Home » Sections » Features » Real Life Vagina Monologues: Brandeis members do that talking

Real Life Vagina Monologues: Brandeis members do that talking

By Ariel Wittenberg

Section: Features

March 28, 2008

Marci McPhee of Brandeis’ International Center for Ethics is a very sensible woman, and therefore, has a very sensible vagina. In fact, if her vagina could dress itself, it would wear unscented panty shields due to its sensible nature.

If Stephanie Grimes of the Office of Student Life’s vagina wore clothes, it would wear sweatpants, a sweatshirt, and a baseball cap.

Michelle O’Malley, who also works for Student Life, has two little daughters at home. They are the princesses of the house, and she is the queen, so if her vagina could wear anything it wanted, it would wear a jewel-studded crown.

“I think it deserves it after pushing out two girls,” O’Malley said to a group of both female and male students assembled in Polaris Lounge Wednesday night as part of the Vagina Club’s Real Life Vagina Monologues.

The Real Life Monologues come at the end of the club’s Vagina Fest—a week dedicated to celebrating femininity and raising awareness about gender based violence. On campus, the most known aspect of Vagina Fest is when the club puts on the Vagina Monologues—a play by Eve Ensler consisting of monologues with women speaking about their vaginas, sexuality, and relationships.

This year was the second year that the Vagina Club held the “real life vagina monologues” in an attempt to open a dialogue within the Brandeis community similar to that displayed in the show.

“It’s about bonding,” club President Sarah Krevsky ’08 said. “A lot of the things that we talk about are things that we wouldn’t really come up in conversation with your friends unless it’s 3 a.m., or you’re drunk, or both.”

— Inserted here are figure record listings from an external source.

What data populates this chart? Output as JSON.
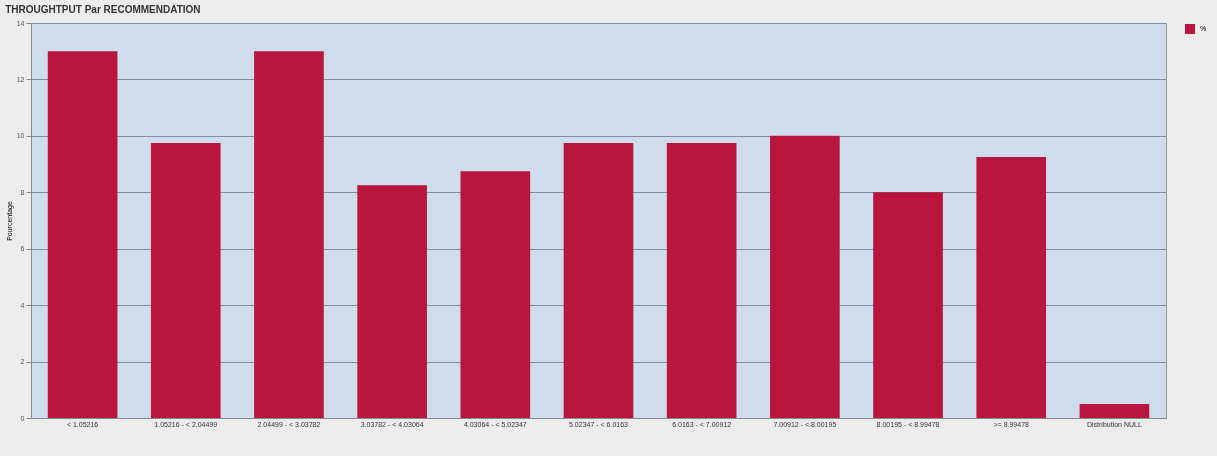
{
  "chart_data": {
    "type": "bar",
    "title": "THROUGHTPUT Par RECOMMENDATION",
    "ylabel": "Pourcentage",
    "categories": [
      "< 1.05216",
      "1.05216 - < 2.04499",
      "2.04499 - < 3.03782",
      "3.03782 - < 4.03064",
      "4.03064 - < 5.02347",
      "5.02347 - < 6.0163",
      "6.0163 - < 7.00912",
      "7.00912 - < 8.00195",
      "8.00195 - < 8.99478",
      ">= 8.99478",
      "Distribution NULL"
    ],
    "series": [
      {
        "name": "%",
        "color": "#b8153f",
        "values": [
          13,
          9.75,
          13,
          8.25,
          8.75,
          9.75,
          9.75,
          10,
          8,
          9.25,
          0.5
        ]
      }
    ],
    "ylim": [
      0,
      14
    ],
    "yticks": [
      0,
      2,
      4,
      6,
      8,
      10,
      12,
      14
    ],
    "grid": "y",
    "legend": "right"
  }
}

While many would think that their professors would be opposed to sharing these intimate details of their life to Brandeis students, according to Vagina Club member and this year’s director of the Vagina Monologues Yael Mazor ’08, the most difficult part in convincing the faculty to participate is finding the time in their schedules.

“The problem isn’t getting them to share, it’s literally just booking them,” she said.

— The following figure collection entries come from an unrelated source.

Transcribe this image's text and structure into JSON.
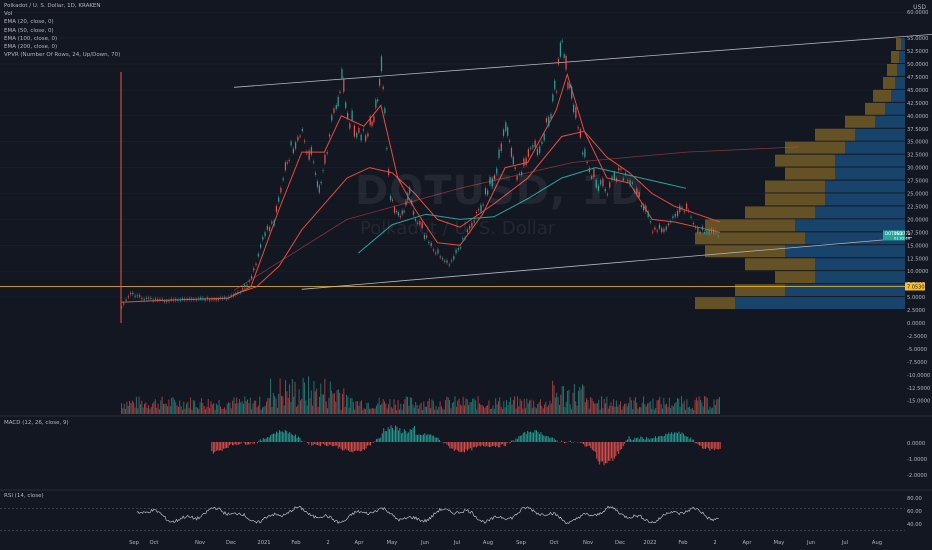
{
  "legend": {
    "symbol": "Polkadot / U. S. Dollar, 1D, KRAKEN",
    "lines": [
      "Vol",
      "EMA (20, close, 0)",
      "EMA (50, close, 0)",
      "EMA (100, close, 0)",
      "EMA (200, close, 0)",
      "VPVR (Number Of Rows, 24, Up/Down, 70)"
    ]
  },
  "watermark": {
    "ticker": "DOTUSD, 1D",
    "name": "Polkadot / U. S. Dollar"
  },
  "currency": "USD",
  "macd_label": "MACD (12, 26, close, 9)",
  "rsi_label": "RSI (14, close)",
  "colors": {
    "up": "#26a69a",
    "down": "#ef5350",
    "ema_red": "#e74c3c",
    "ema_teal": "#26a69a",
    "bg": "#131722"
  },
  "chart_data": {
    "type": "candlestick",
    "price_axis": {
      "ticks": [
        "65.0000",
        "60.0000",
        "55.0000",
        "52.5000",
        "50.0000",
        "47.5000",
        "45.0000",
        "42.5000",
        "40.0000",
        "37.5000",
        "35.0000",
        "32.5000",
        "30.0000",
        "27.5000",
        "25.0000",
        "22.5000",
        "20.0000",
        "17.5000",
        "15.0000",
        "12.5000",
        "10.0000",
        "7.5000",
        "5.0000",
        "2.5000",
        "0.0000",
        "-2.5000",
        "-5.0000",
        "-7.5000",
        "-10.0000",
        "-12.5000",
        "-15.0000"
      ],
      "last_price_label": "DOTUSD",
      "last_price": "16.8773",
      "last_price_sub": "01:02:16",
      "marker_price": "7.0530"
    },
    "time_axis": [
      "Sep",
      "Oct",
      "Nov",
      "Dec",
      "2021",
      "Feb",
      "2",
      "Apr",
      "May",
      "Jun",
      "Jul",
      "Aug",
      "Sep",
      "Oct",
      "Nov",
      "Dec",
      "2022",
      "Feb",
      "2",
      "Apr",
      "May",
      "Jun",
      "Jul",
      "Aug"
    ],
    "price_path": [
      [
        0,
        3.0
      ],
      [
        8,
        5.6
      ],
      [
        20,
        4.6
      ],
      [
        40,
        4.2
      ],
      [
        60,
        4.6
      ],
      [
        80,
        4.4
      ],
      [
        95,
        4.8
      ],
      [
        105,
        5.8
      ],
      [
        115,
        8.5
      ],
      [
        125,
        16.0
      ],
      [
        135,
        19.5
      ],
      [
        145,
        30.0
      ],
      [
        150,
        33.0
      ],
      [
        160,
        36.0
      ],
      [
        170,
        30.0
      ],
      [
        175,
        26.0
      ],
      [
        180,
        32.0
      ],
      [
        190,
        42.0
      ],
      [
        195,
        46.0
      ],
      [
        200,
        40.0
      ],
      [
        210,
        35.5
      ],
      [
        220,
        37.0
      ],
      [
        225,
        41.0
      ],
      [
        230,
        49.0
      ],
      [
        233,
        39.0
      ],
      [
        238,
        24.0
      ],
      [
        245,
        20.0
      ],
      [
        250,
        22.0
      ],
      [
        255,
        25.0
      ],
      [
        260,
        20.0
      ],
      [
        270,
        16.0
      ],
      [
        280,
        13.0
      ],
      [
        290,
        11.0
      ],
      [
        300,
        15.0
      ],
      [
        310,
        19.0
      ],
      [
        320,
        23.0
      ],
      [
        330,
        28.0
      ],
      [
        340,
        37.0
      ],
      [
        345,
        33.0
      ],
      [
        350,
        27.0
      ],
      [
        360,
        32.0
      ],
      [
        370,
        34.0
      ],
      [
        380,
        40.0
      ],
      [
        385,
        46.0
      ],
      [
        390,
        54.0
      ],
      [
        395,
        47.0
      ],
      [
        400,
        40.0
      ],
      [
        410,
        31.0
      ],
      [
        420,
        27.0
      ],
      [
        430,
        25.0
      ],
      [
        440,
        29.0
      ],
      [
        450,
        27.0
      ],
      [
        460,
        23.0
      ],
      [
        470,
        17.5
      ],
      [
        480,
        18.0
      ],
      [
        490,
        20.5
      ],
      [
        500,
        22.0
      ],
      [
        510,
        18.0
      ],
      [
        520,
        17.0
      ],
      [
        530,
        16.8
      ]
    ],
    "ema_fast": [
      [
        0,
        4.0
      ],
      [
        40,
        4.4
      ],
      [
        95,
        4.8
      ],
      [
        115,
        7.0
      ],
      [
        125,
        13.0
      ],
      [
        140,
        22.0
      ],
      [
        160,
        33.0
      ],
      [
        180,
        33.0
      ],
      [
        195,
        40.0
      ],
      [
        215,
        38.0
      ],
      [
        230,
        42.0
      ],
      [
        245,
        28.0
      ],
      [
        260,
        22.0
      ],
      [
        280,
        15.5
      ],
      [
        300,
        15.0
      ],
      [
        320,
        21.0
      ],
      [
        340,
        30.0
      ],
      [
        360,
        31.0
      ],
      [
        385,
        41.0
      ],
      [
        395,
        48.0
      ],
      [
        410,
        37.0
      ],
      [
        430,
        28.0
      ],
      [
        450,
        27.0
      ],
      [
        470,
        20.0
      ],
      [
        490,
        19.5
      ],
      [
        510,
        18.5
      ],
      [
        530,
        17.5
      ]
    ],
    "ema_slow": [
      [
        100,
        5.5
      ],
      [
        120,
        7.0
      ],
      [
        140,
        11.0
      ],
      [
        160,
        18.0
      ],
      [
        180,
        23.0
      ],
      [
        200,
        28.0
      ],
      [
        220,
        30.0
      ],
      [
        240,
        29.0
      ],
      [
        260,
        25.0
      ],
      [
        280,
        20.0
      ],
      [
        300,
        18.5
      ],
      [
        330,
        23.0
      ],
      [
        360,
        28.0
      ],
      [
        390,
        36.0
      ],
      [
        410,
        37.0
      ],
      [
        430,
        32.0
      ],
      [
        450,
        29.0
      ],
      [
        470,
        25.0
      ],
      [
        490,
        22.5
      ],
      [
        510,
        21.0
      ],
      [
        530,
        19.5
      ]
    ],
    "ema_100": [
      [
        210,
        13.5
      ],
      [
        240,
        19.0
      ],
      [
        270,
        21.0
      ],
      [
        300,
        20.0
      ],
      [
        330,
        20.5
      ],
      [
        360,
        24.0
      ],
      [
        390,
        28.0
      ],
      [
        420,
        30.0
      ],
      [
        450,
        28.5
      ],
      [
        480,
        27.0
      ],
      [
        500,
        26.0
      ]
    ],
    "ema_200": [
      [
        100,
        6.3
      ],
      [
        200,
        20.0
      ],
      [
        300,
        26.0
      ],
      [
        400,
        31.0
      ],
      [
        500,
        33.0
      ],
      [
        600,
        34.0
      ]
    ],
    "channel_upper": [
      [
        100,
        45.5
      ],
      [
        735,
        56.0
      ]
    ],
    "channel_lower": [
      [
        160,
        6.5
      ],
      [
        700,
        16.5
      ]
    ],
    "horizontal_level": 7.053,
    "vpvr_rows": [
      {
        "price": 3.75,
        "up": 40,
        "down": 170
      },
      {
        "price": 6.25,
        "up": 50,
        "down": 120
      },
      {
        "price": 8.75,
        "up": 40,
        "down": 90
      },
      {
        "price": 11.25,
        "up": 70,
        "down": 90
      },
      {
        "price": 13.75,
        "up": 80,
        "down": 120
      },
      {
        "price": 16.25,
        "up": 110,
        "down": 100
      },
      {
        "price": 18.75,
        "up": 90,
        "down": 110
      },
      {
        "price": 21.25,
        "up": 70,
        "down": 90
      },
      {
        "price": 23.75,
        "up": 60,
        "down": 80
      },
      {
        "price": 26.25,
        "up": 60,
        "down": 80
      },
      {
        "price": 28.75,
        "up": 50,
        "down": 70
      },
      {
        "price": 31.25,
        "up": 60,
        "down": 70
      },
      {
        "price": 33.75,
        "up": 60,
        "down": 60
      },
      {
        "price": 36.25,
        "up": 40,
        "down": 50
      },
      {
        "price": 38.75,
        "up": 30,
        "down": 30
      },
      {
        "price": 41.25,
        "up": 20,
        "down": 20
      },
      {
        "price": 43.75,
        "up": 18,
        "down": 14
      },
      {
        "price": 46.25,
        "up": 12,
        "down": 10
      },
      {
        "price": 48.75,
        "up": 10,
        "down": 8
      },
      {
        "price": 51.25,
        "up": 8,
        "down": 6
      },
      {
        "price": 53.75,
        "up": 5,
        "down": 4
      }
    ],
    "macd_axis": [
      "0.0000",
      "-1.0000",
      "-2.0000"
    ],
    "rsi_axis": [
      "80.00",
      "60.00",
      "40.00"
    ]
  }
}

The busy lives of professional woman was just one of the many topics covered by the four-woman panel which fielded questions ranging from what their vaginas would wear to what having sex is like after child birth.

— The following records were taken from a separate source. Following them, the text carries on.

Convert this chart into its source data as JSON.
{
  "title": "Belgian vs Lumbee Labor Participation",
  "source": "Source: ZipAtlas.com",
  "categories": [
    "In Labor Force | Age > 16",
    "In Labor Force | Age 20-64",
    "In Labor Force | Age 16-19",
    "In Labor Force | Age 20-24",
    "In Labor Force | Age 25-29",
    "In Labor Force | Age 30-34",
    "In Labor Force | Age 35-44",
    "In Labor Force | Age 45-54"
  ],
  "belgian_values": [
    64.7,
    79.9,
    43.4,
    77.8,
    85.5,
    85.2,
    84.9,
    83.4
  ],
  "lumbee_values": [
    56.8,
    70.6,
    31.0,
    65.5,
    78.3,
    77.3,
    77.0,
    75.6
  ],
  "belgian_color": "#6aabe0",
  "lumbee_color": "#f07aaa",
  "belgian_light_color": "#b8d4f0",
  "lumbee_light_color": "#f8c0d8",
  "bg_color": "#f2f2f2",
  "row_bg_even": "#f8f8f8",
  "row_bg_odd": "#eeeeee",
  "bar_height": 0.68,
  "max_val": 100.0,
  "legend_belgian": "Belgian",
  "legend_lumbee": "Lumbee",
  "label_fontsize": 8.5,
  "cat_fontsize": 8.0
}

“Sometimes I think that my resume should just have three words on it,” McPhee said. “Mother of six.”

“Mother of six?” O’Malley asked. “God bless you for having six kids, but I don’t know how you have time [for sex]. Thinking about sex after having children is like thinking about sex in high school for me—I know I have [a vagina] I just don’t use it.”

One of the goals of the event was for women to be able to embrace their sexuality and their vaginas.

After the event, the attendants were encouraged to decorate a vagina-shaped cookie depicting how their vagina would look if it were edible. The attendants flocked around the toppings, and created chocolate-icing pubic haired vaginas with Hershey kiss peanut butter clitorises.

“I’ve been doing this for such a long time that I forget that vagina isn’t something that we say all the time,” Mazor said. “But I think it’s a sign of success if the use of the word ‘vagina’ in our event doesn’t attract attention and when there is no shock value.”

“I always thought that the question of what your vagina would wear was sort of masculine,” Ellen Wright (PSYC) said. “It’s like how men name their penis. I don’t think of my vagina [as] separate from myself. Sexuality isn’t just sex, it’s a part of your identity. My vagina is a part of me—I dress myself, not my vagina.”

The event concluded with the panelists sharing their views on pre-marital sex. The results varied.

“I absolutely think premarital sex is necessary,” Grimes said. “If you have religious obligations, that’s one thing, but sex and physical connections are just such a big part of a relationship. I want to know if my husband is going to change the toilet paper, and take out the trash—and I also want to know if he’s going to be good in bed.”

McPhee, on the other hand, said that she thinks that sex is more than just about pleasure.

“[Abstinence} about making a physical sacrifice because of your love for someone. And,” she said, “there really isn’t anything hotter than two virgins discovering themselves and each other on their wedding night.”

Most importantly, the event also focused on the Vagina Club’s main purpose of ending and raising awareness of gender-based violence.

“I saw the monologues and I can tell you that it’s about education and gender based violence, not just about fun and jokes,” McPhee said. “For everyone of me, who waited until their wedding night to have a great first sexual experience with fireworks, there are girls whose first sexual experience is rape. This stuff is real, and it’s got to change it’s got to change in Boston, in Rwanda, and in Bosnia. And it has to change everywhere.”